Relish and Burma! A heady combination

What a month! I have always egotistically enjoyed my book launches. Lots of interviews and radio or telly and an excuse for an excess of bubbly.  But the publication of my memoirRelish has been less than delightful.  I should have known that journalists, being journalists, would not be interested in my long career in food, the disasters of the catering trade, my restaurant and business concerns, interests in modern art, the charities I helped found, battles with government over food policy, the many companies on whose boards I have served, my obsessions with gardening and salmon fishing, even the adoption of my Cambodian daughter, and certainly not in my novels or writing.  All they want to talk about is my love life and “rackety sixties existence”. To read the reviews or articles you’d think it had all been drugs, sex and rock and roll. 

So I fear many a reader will be disappointed. But I’m glad to say the books are flying out into the shops – the hardback was reprinted before the official launch – but whether they fly out of again is another story. Am holding breath, thumbs and toes.

The other excitement has been the new T.V. Great British Menu competition. As I write, I’m on the train to London on my way to do an interview for Steve Wright in the Afternoon with Oliver and Matthew, my fellow judges.  We finished filming the actual competition several weeks ago, but we still have the main banquet to come. It will be cooked by the winners (still a secret) in May.

This year (which is, I can hardly believe, our seventh) the winners will be cooking for Olympian athletes, who will take a break from training and their strict performance diet, to see if our chefs can match their dedication and determination in sport, by theirs in cooking. The concept this year has to be to find dishes and techniques which break new ground, which are absolute winners, which reach heights of gastronomy not before dreamt of!  A tall order, but, you know what? Some of the winning food was just astonishing, truly Olympian. Let’s hope they cook as well on the night.
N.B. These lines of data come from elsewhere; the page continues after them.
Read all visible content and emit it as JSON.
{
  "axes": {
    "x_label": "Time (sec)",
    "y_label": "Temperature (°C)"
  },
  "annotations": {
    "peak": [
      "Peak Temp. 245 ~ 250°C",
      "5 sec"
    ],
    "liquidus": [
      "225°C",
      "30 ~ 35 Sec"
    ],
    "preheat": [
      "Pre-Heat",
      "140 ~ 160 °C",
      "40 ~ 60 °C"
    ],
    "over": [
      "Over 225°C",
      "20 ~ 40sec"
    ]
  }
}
Once my autobiog had been delivered and there was no way I could change a comma, I went off to the Far East to take a look at a few of Orient Express properties. It was the holiday of a lifetime, probably only affordable because, as a director, I don’t have to pay full whack. We went steerage on Malaysian airlines and it was really good with roomy seats, good food and delightful staff.  When we got to Bali it was like stepping into a movie.  First to the Ubid Hanging Gardens hotel, in the centre of the island.  Palm trees, clinging to the side of a gorge with a floodlit temple seeming to dance in the jungle across the river. Then on to the famous Jimburan Puri Bali:  miles of white sand, blue sky, little boats in the bay, five star everything. We stayed in a private walled villa, with a pool in the garden. Heaven. Best of all was an evening at a beach restaurant with seafood caught that day, barbecued to order. No three- star Michelin chef can ever be beat that. Just amazing.
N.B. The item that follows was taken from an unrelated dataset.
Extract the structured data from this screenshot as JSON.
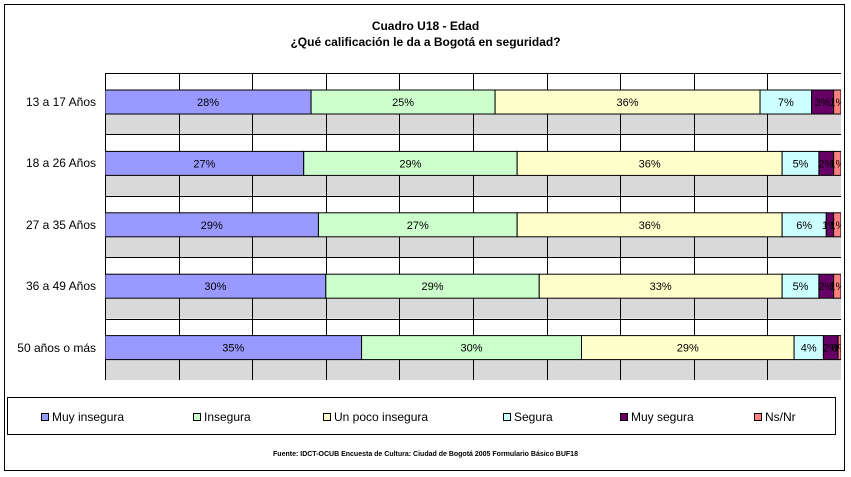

Then on to Burma, via Singapore and the Eastern Oriental Express train which trundled up the peninsula to Bangkok. Then a short hop to Yangon to stay in Orient Express’s Governor’s Residence hotel. Unabashedly colonial in feel, it provided a real insight into the Burmese character, which is generous and forgiving to a fault. Nothing too much trouble and no tips ever solicited. They are accepted with apparent embarrassment and reluctance. Further up country, it is sometimes impossible to give a Burmese anything. The Buddhist culture of generosity and good works is astonishing to our acquisitive Western eyes. Even the poor give 20% of their income to charity or good works.  This used to mostly go on sticking squares of gold leaf on pagodas and images of Buddha, but increasingly goes on education and health projects.

The town of Bagan, half way up the Irrawaddy, has 3,000 temples, some of them covered in gold. We spent three days there, and it wasn’t enough to scratch the surface. But it was wonderful – days exploring temples and pagodas, and nights on The Road to Mandalay, the river cruiser that sails up and down the Irrawaddy like a five star hotel.

Burma, or Myanmar (even the Burmese seem to use both terms) is, for me the more interesting than even Thailand, Cambodia, Laos or Vietnam. It is much less Westernised and, as yet, more authentic. I felt strangely guilty at being part of the tourist invasion which will inevitably change all that. But, as Aung San Sui Kyi has at last agreed, they need the money. Her party is, has just won a clutch of seats in the by-elections, but that won’t mean instant democracy. But who knows? It’s a 6% start and from tiny acorns.

The one disappointment was the food. I suspect years of the British (who regarded the country as a province of India) has something to do with that. It has none of the fragrance of Thai cooking, not of the lightness of Vietnamese, none of the delicate spicing of Indian.  It is pretty boring, frankly.  But, (and I never thought I would say this) food isn’t everything. And they have very good beer.